I’ve recently taken an interest in training camp chefs and would like to use this thread to discuss and learn more. It’s a pivotal role in guiding a fighter to victory each time out but I feel like camp chefs never get any press or recognition even close to that of a strength & conditioning coach, cutman, etc. A few questions: Are most camp chefs trained chefs/nutritionists or just friends of the fighter that know their way around the kitchen? Have there been any notable camp chefs in boxing that developed a solid reputation and we’re sought after by multiple fighters? Does anybody have any camp chef stories or know of any recipes from specific camps? I know that Wlad Klitschko’s camp chef used to be an active poster here, I hope that he will contribute to this thread if he starts posting again. Any insights into this topic are greatly appreciated.
Really? I hadn’t heard this. I thought he was verified? I took a several year hiatus from posting and so much changed in my absence and I missed a lot of what went on.
This would be a fairly simple exercise. Fight camps often turn on simple food preparation. Like it might just be a matter of supplying steak, pasta, and fruit juice, and you would work out the rest!
Then he went out and attached his name to a grill, bought the rights to it and become a gazillionaire.
Lana Shabazz was, I’m pretty sure, the regular cook/chef for Muhammad Ali for his training camp in Deer Lake, Pa. She published a cookbook: https://www.panoplybooks.com/cooking-for-the-champ-by-lana-shabazz-1979-1st-ed/ Cooking for a fighter in training isn’t just about nutrition (although that’s obviously important) — you can create the most dietary-correct meals known to mankind but if it doesn’t agree with the palate of the boxer you’re serving then it does no good. And considering all but heavyweights are watching their calories (or need to) and most are actually cutting weight, it’s even more important that the ‘good stuff’ they’re being fed meets his tastes. The other thing I’d note is that thinking on athletic nutrition changes all the time. Sugar Ray Robinson dined on steak the night before the fight (and would ask the chef to bring out a glass of the cow’s blood) and he turned out OK, haha. A few decades later the fad was carbo-loading. So the ‘perfect diet’ for an athlete today will probably be out of fashion in another few years or a decade and something else will be the thing — a lot of top athletes are currently going vegan if you pay attention (especially popular these days in the NFL). What’s most important is what the athlete eats on a year-round basis. One meal (pregame or prefight) has a minimal impact — you’re not going to turn into Popeye because you eats your spinach, haha. Emanuel Steward once said that what’s most important in the meals before the fight is that it’s food the fighter is comfortable with: “If he likes McDonald’s hamburgers, let him eat McDonald’s hamburgers,” Manny said. Better to do that than introduce something new (that might be all the rage) that doesn’t sit well on his stomach.

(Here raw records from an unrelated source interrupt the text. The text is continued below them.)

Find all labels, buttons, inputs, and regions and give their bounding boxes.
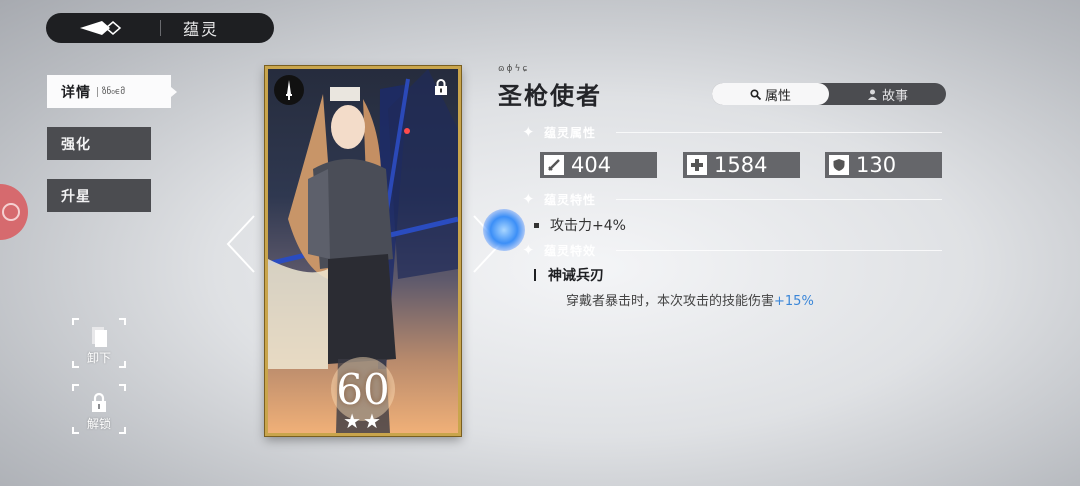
sparkle-icon: ✦ bbox=[522, 190, 535, 208]
glow-orb bbox=[483, 209, 525, 251]
unequip-label: 卸下 bbox=[86, 351, 111, 365]
tab-label: 故事 bbox=[881, 88, 908, 104]
bullet bbox=[534, 222, 539, 228]
stat-attack: 404 bbox=[540, 152, 657, 178]
card-level: 60 bbox=[336, 365, 390, 414]
tab-story[interactable]: 故事 bbox=[829, 83, 946, 105]
unlock-button[interactable]: 解锁 bbox=[72, 384, 126, 434]
section-traits: ✦ 蕴灵特性 bbox=[522, 190, 942, 208]
tab-label: 属性 bbox=[764, 88, 791, 104]
weapon-type-icon bbox=[274, 75, 304, 105]
character-card[interactable]: 60 ★★ bbox=[265, 66, 461, 436]
stat-value: 130 bbox=[856, 153, 897, 177]
card-stars: ★★ bbox=[343, 409, 383, 433]
stat-value: 1584 bbox=[714, 153, 768, 177]
detail-tabs: 属性 故事 bbox=[712, 83, 946, 105]
sparkle-icon: ✦ bbox=[522, 241, 535, 259]
nav-item-details[interactable]: 详情 ზნ₀ϵმ bbox=[47, 75, 177, 108]
nav-item-enhance[interactable]: 强化 bbox=[47, 127, 151, 160]
side-badge-icon[interactable] bbox=[0, 184, 28, 240]
nav-item-sublabel: ზნ₀ϵმ bbox=[97, 86, 125, 97]
prev-arrow-icon[interactable] bbox=[226, 214, 256, 274]
stat-health: 1584 bbox=[683, 152, 800, 178]
sparkle-icon: ✦ bbox=[522, 123, 535, 141]
effect-description: 穿戴者暴击时，本次攻击的技能伤害+15% bbox=[566, 290, 814, 309]
section-attributes: ✦ 蕴灵属性 bbox=[522, 123, 942, 141]
divider bbox=[616, 250, 942, 251]
divider bbox=[616, 132, 942, 133]
unlock-label: 解锁 bbox=[86, 417, 111, 431]
nav-item-label: 强化 bbox=[61, 136, 91, 153]
section-title: 蕴灵特效 bbox=[544, 244, 597, 258]
search-icon bbox=[750, 88, 761, 100]
tab-attributes[interactable]: 属性 bbox=[712, 83, 829, 105]
effect-marker bbox=[534, 269, 536, 281]
nav-item-star-up[interactable]: 升星 bbox=[47, 179, 151, 212]
health-icon bbox=[687, 155, 707, 175]
nav-item-label: 升星 bbox=[61, 188, 91, 205]
trait-item: 攻击力+4% bbox=[534, 215, 626, 235]
effect-title: 神诫兵刃 bbox=[548, 268, 604, 284]
card-stack-icon bbox=[92, 327, 107, 347]
page-title: 蕴灵 bbox=[183, 20, 220, 39]
unequip-button[interactable]: 卸下 bbox=[72, 318, 126, 368]
character-name: 圣枪使者 bbox=[498, 82, 602, 110]
section-title: 蕴灵特性 bbox=[544, 193, 597, 207]
trait-text: 攻击力+4% bbox=[550, 218, 626, 234]
effect-highlight: +15% bbox=[774, 294, 814, 309]
stat-defense: 130 bbox=[825, 152, 942, 178]
section-effects: ✦ 蕴灵特效 bbox=[522, 241, 942, 259]
lock-icon bbox=[92, 392, 106, 412]
section-title: 蕴灵属性 bbox=[544, 126, 597, 140]
back-arrow-icon bbox=[80, 21, 122, 35]
top-bar: 蕴灵 bbox=[46, 13, 274, 43]
back-button[interactable] bbox=[46, 13, 156, 43]
person-icon bbox=[867, 89, 877, 100]
divider bbox=[160, 20, 161, 36]
nav-item-label: 详情 bbox=[61, 84, 91, 101]
effect-desc-text: 穿戴者暴击时，本次攻击的技能伤害 bbox=[566, 294, 775, 309]
name-decoration: ɷɸϟɕ bbox=[498, 64, 530, 74]
effect-name: 神诫兵刃 bbox=[534, 265, 604, 285]
card-lock-icon[interactable] bbox=[434, 79, 448, 95]
defense-icon bbox=[829, 155, 849, 175]
attack-icon bbox=[544, 155, 564, 175]
divider bbox=[616, 199, 942, 200]
stat-value: 404 bbox=[571, 153, 612, 177]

Now THIS is the kind of discussion I was hoping that this thread would attract! Thank you. I had no clue that Ali’s camp chef had written a cookbook, awesome! Wow, that book must have had an extremely limited release to fetch that kind of price. That’s unfortunate, I would have loved a copy of it.
Well, for the price of a click (nothing) you can have her bean pie recipe: https://www.washingtonpost.com/recipes/lanas-bean-pie/14892/
Julian Jackson’s son Julius is a noted Caribbean chef (graduate of the Florida Culinary Institute) as well as being a pro boxer. Here’s an interview: https://www.cuisinenoirmag.com/pro-boxer-caribbean-chef-julius-jackson/
And here’s an educational thread by poster Mike South from 2015 detailing John L. Sullivan’s training regimen including his diet in camp. Spoiler — some things have changed since John L’s day, haha: https://www.boxingforum24.com/threads/john-l-sullivan-training-camp.538639/
They'd have to be professional nutritionists because most division other than HW have a weight limit. Look at what Badou Jack done with George Lockhart. That's professional right there.
Chris Algieri wrote a cookbook as well, The Fighter's Kitchen. A lot of the recipes are in the previews on Amazon. He was in Jacob's camp as a nutritionist when he fought Golovkin, don't know if he still is. “This guy can cook his behind off, let me tell you,” Jacobs said. “This guy is the real deal. It was a pure joy to have him in camp and just have great conversations with him, have good nutrition. He understands what it means to be at this level too, which is important.”